Adult stem cells are of major importance to tissue function. They insure homeostasis, that is, proper balance between the death of cells and the life of those meant to replace them. But they only produce the types of cells present in the tissue they inhabit. In this way, stem cells present in the blood provide blood cells, those in the skin provide epidermal cells etc. In certain organs, such as the lungs or the liver, stem cells only step in in the event of very severe damage. They can then enable the full regeneration of the damaged tissue, or even of part of the organ. This regenerative capability of organs, which is very limited in humans, is much more developed in certain lower-order species, thanks to their sizable stock of stem cells (on occasion reaching 30% of the organism’s cellular mass).

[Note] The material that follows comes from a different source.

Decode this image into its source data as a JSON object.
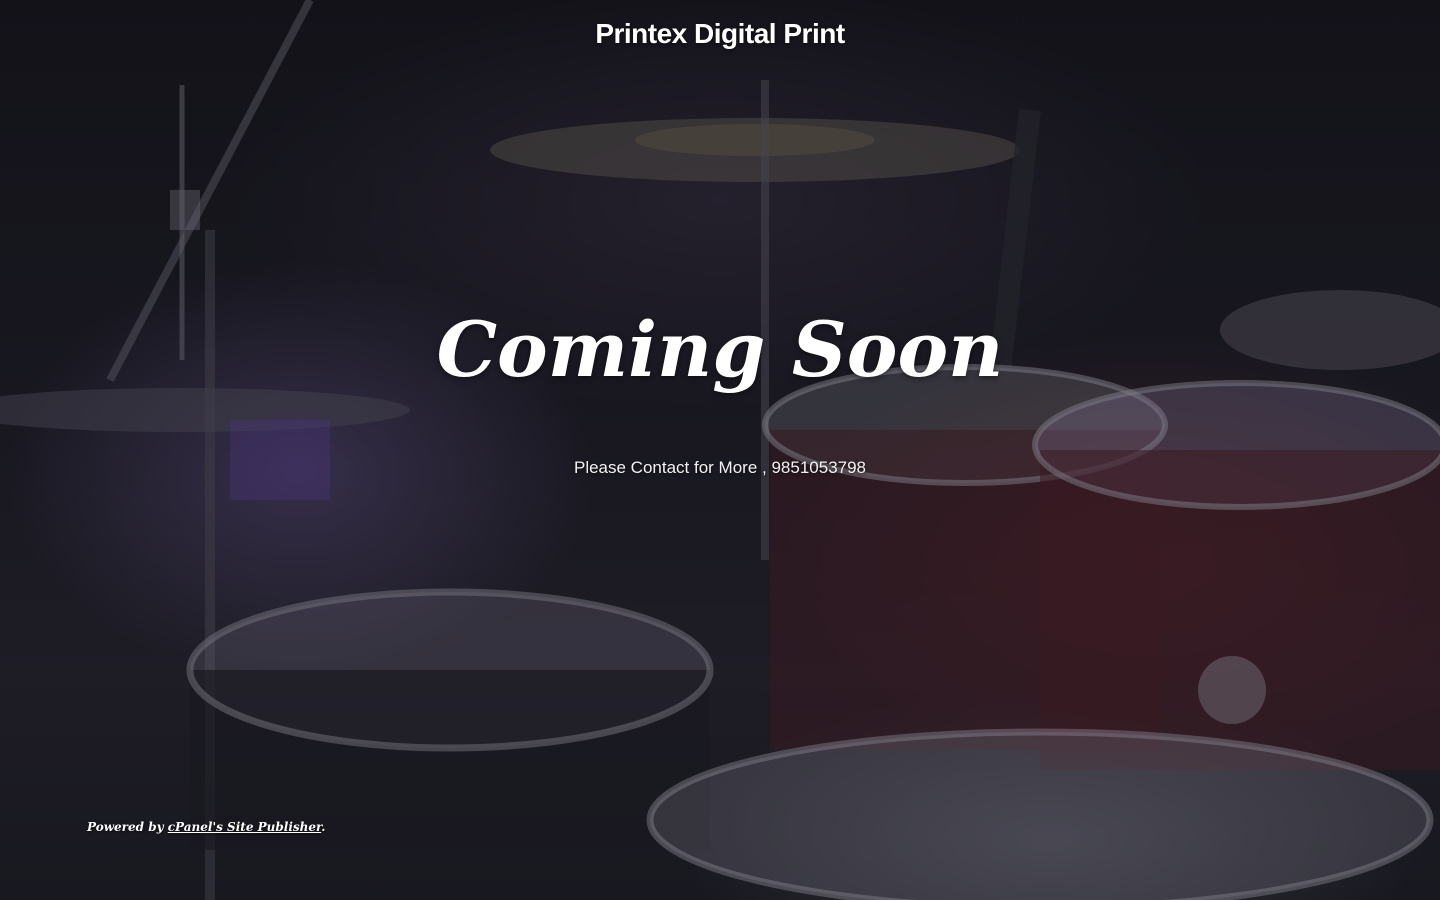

We therefore have a pool of adult stem cells, spread out throughout the body but especially present in the blood, the marrow and abdominal fat; it is essential to our health and our longevity that this capital remain intact. Yet just like all other cells, stem cells endure constant attacks from free radicals, glycation, or inflammation. Their telomeres therefore also shorten, making the cell senile or forcing it to commit suicide. This is another major blow for the cell and its DNA which find themselves under attack from all sides. (Diagram: stem cell aging.)
Adult stem cells have three main characteristics: they multiply very quickly, they can transform into any cell type which is part of the embryological category to which they belong, and finally, they send signal molecules, called growth factors, which trigger regeneration processes within the cell. The danger inherent in the aging of stem cells is the same as for any somatic cell, but with one particularity: they will age faster if they are frequently used, as is the case for red blood cells. Indeed, rapid duplication leads to accelerated telomere shortening and senescence, or programmed cell death. We are therefore confronted with an entire mosaic of adult stem cells, whose cellular age will vary according to their location. However, we will see later on that it is now possible for us to reinvigorate our adult stem cell pool.